We had come to Champasak for the nearby Wat Phu festival, one of the main Buddhist festivals in Laos. Once a year the local temple complex, Wat Phu, attracts thousands of pilgrims from around the country, who for four days make offerings in the mornings, and attend and participate in more secular and mundane activities, like various games and music performances, in the afternoons and evenings –including kick boxing, buffalo fights, boat races, and a significant amount of drinking. Every website we have checked for the last four months indicated that the festival would be the first weekend in February. However, it was remarkably quiet when we got to the temple – and it turned out that the festival is in fact, in 10 days time. Right, this is Laos, after all! In the event, we had the temple almost for ourselves.

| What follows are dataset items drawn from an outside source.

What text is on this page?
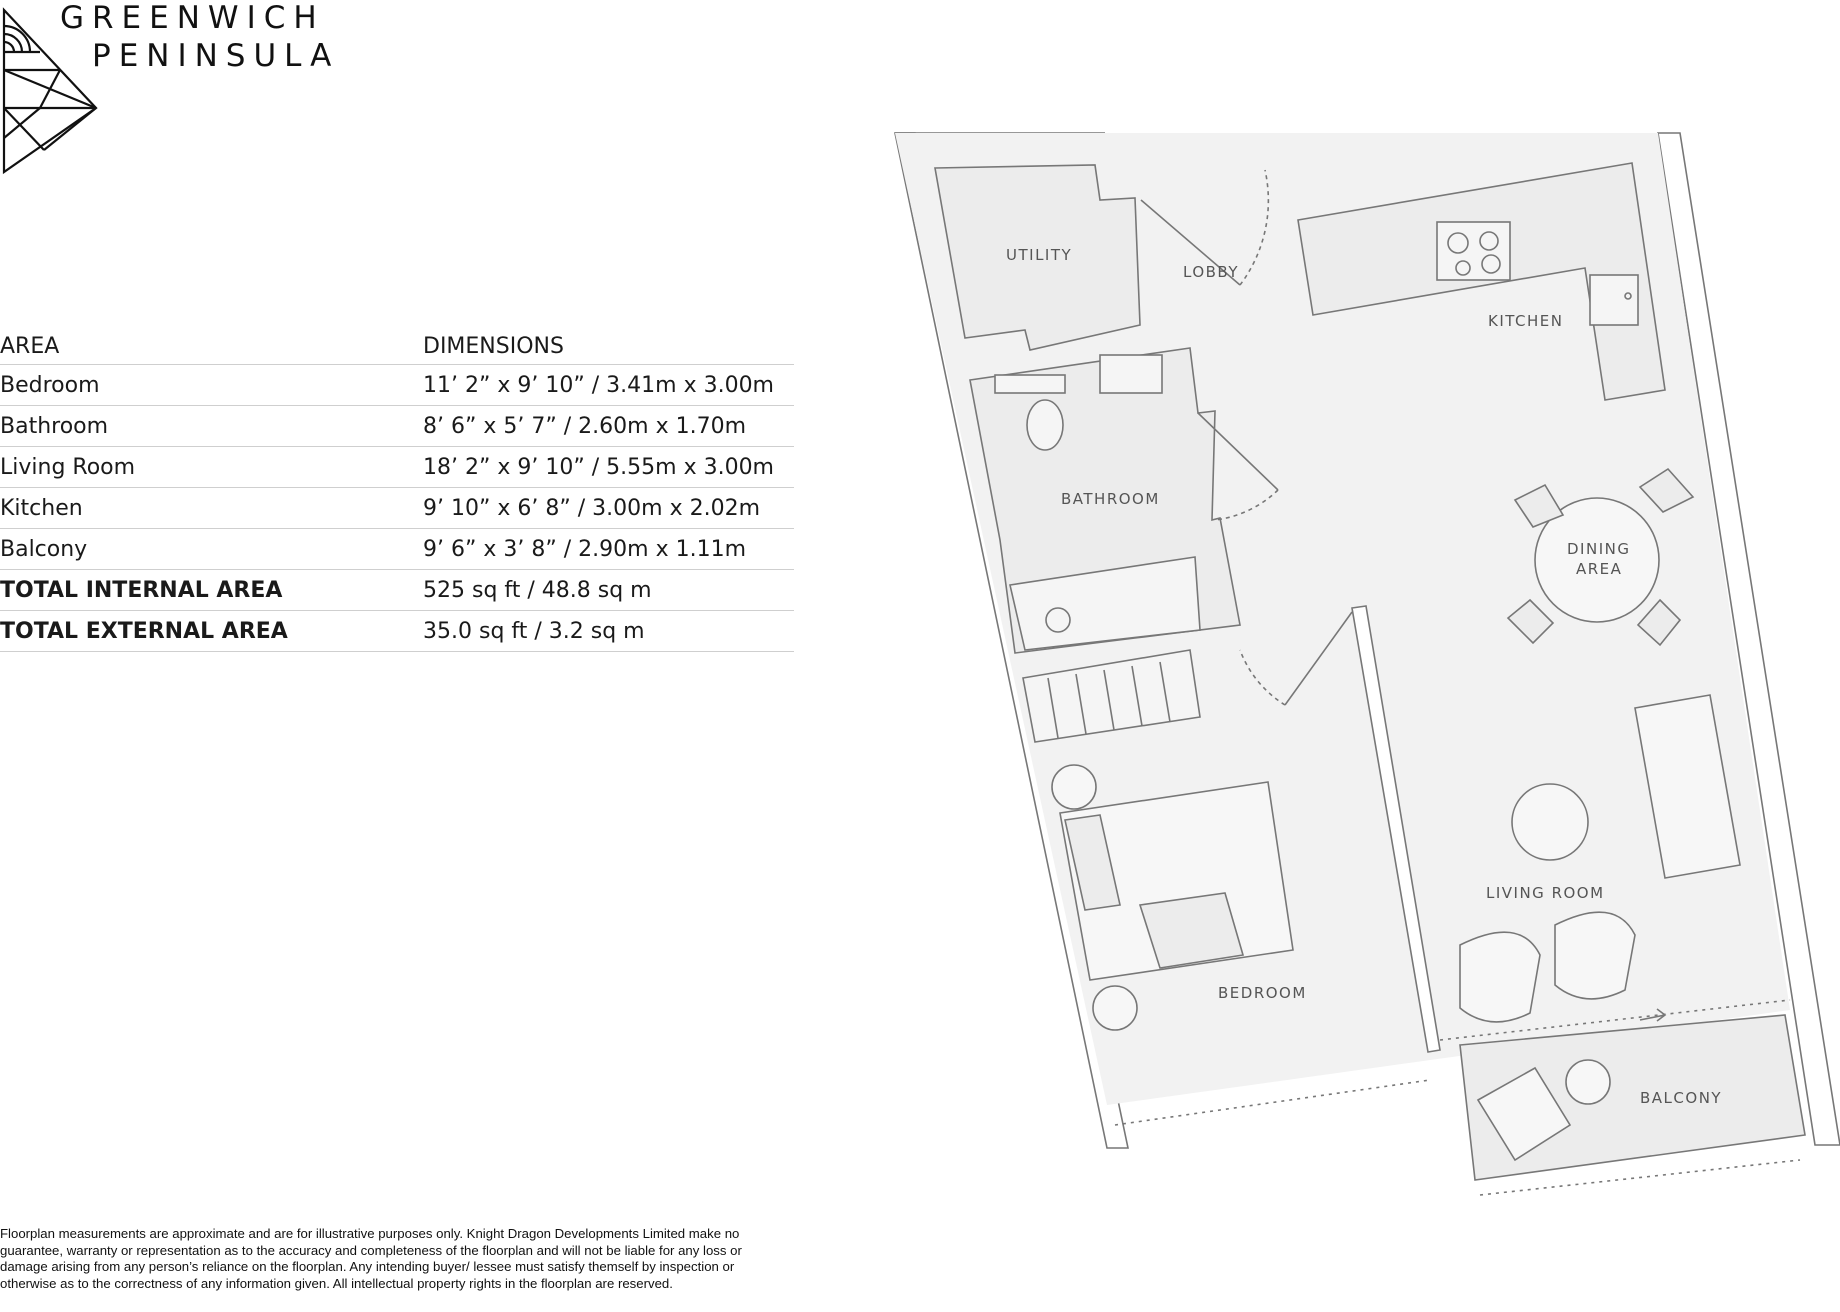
GREENWICH
PENINSULA
AREA	DIMENSIONS
Bedroom	11’ 2” x 9’ 10” / 3.41m x 3.00m
Bathroom	8’ 6” x 5’ 7” / 2.60m x 1.70m
Living Room	18’ 2” x 9’ 10” / 5.55m x 3.00m
Kitchen	9’ 10” x 6’ 8” / 3.00m x 2.02m
Balcony	9’ 6” x 3’ 8” / 2.90m x 1.11m
TOTAL INTERNAL AREA	525 sq ft / 48.8 sq m
TOTAL EXTERNAL AREA	35.0 sq ft / 3.2 sq m
UTILITY
LOBBY
KITCHEN
BATHROOM
DINING
AREA
LIVING ROOM
BEDROOM
BALCONY
Floorplan measurements are approximate and are for illustrative purposes only. Knight Dragon Developments Limited make no guarantee, warranty or representation as to the accuracy and completeness of the floorplan and will not be liable for any loss or damage arising from any person’s reliance on the floorplan. Any intending buyer/ lessee must satisfy themself by inspection or otherwise as to the correctness of any information given. All intellectual property rights in the floorplan are reserved.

And perhaps this was for the better: Wat Phu is a remarkable complex, active – although perhaps not through an annual festival – since the 6th Century, as a Hindu site from a pre-Ankhor Khmer civilization, later turned into a Buddhist temple during the Lan Xang empire, the one of elephants and a parasol, in the 15th Century or so. Wat Phu means Mountain Temple, which sort of implies some climbing: after a stone path towards several buildings at the river valley level, a steep flight of stairs leads up the mountain, to a small temple and a shallow cave. Along the stairs numerous Frangipani trees provide a wonderful sight, and smell, creating a very special, spiritual atmosphere – although the Frangipani smell is occasionally crowded out by incense, which is being burned a various intermediate offering sites. The Frangipani tree is the national tree of Laos, even though it doesn’t originate here, but has South American roots. Even more confusing, in Spanish it is called Tree of Cambodia. Never mind!
It is hard to believe that the town of Champasak is the former capital and Royal Seat of Southern Laos. There is little of the grandeur left, if it ever existed, in this little over 12000 inhabitant village on the banks of the Mekong; everything happens along the only paved road, but it is charming enough, friendly, low key. How it is ever going to manage the influx of festival goers, I have no idea – kind of difficult to imagine – but I am afraid we won’t stay to find out, next week.
(1) The stone path towards the temple.
(2) The lower part of the stairs, in between the Frangipani trees, and (3) Frangipani flower
(4) Temple window, and (5) Sculpture on the outside, clearly of Hindu origin.
(6) A sneaky view inside, where prayers and offerings are ongoing the whole day.
(7) A window of what could well be the former Champassak Royal palace.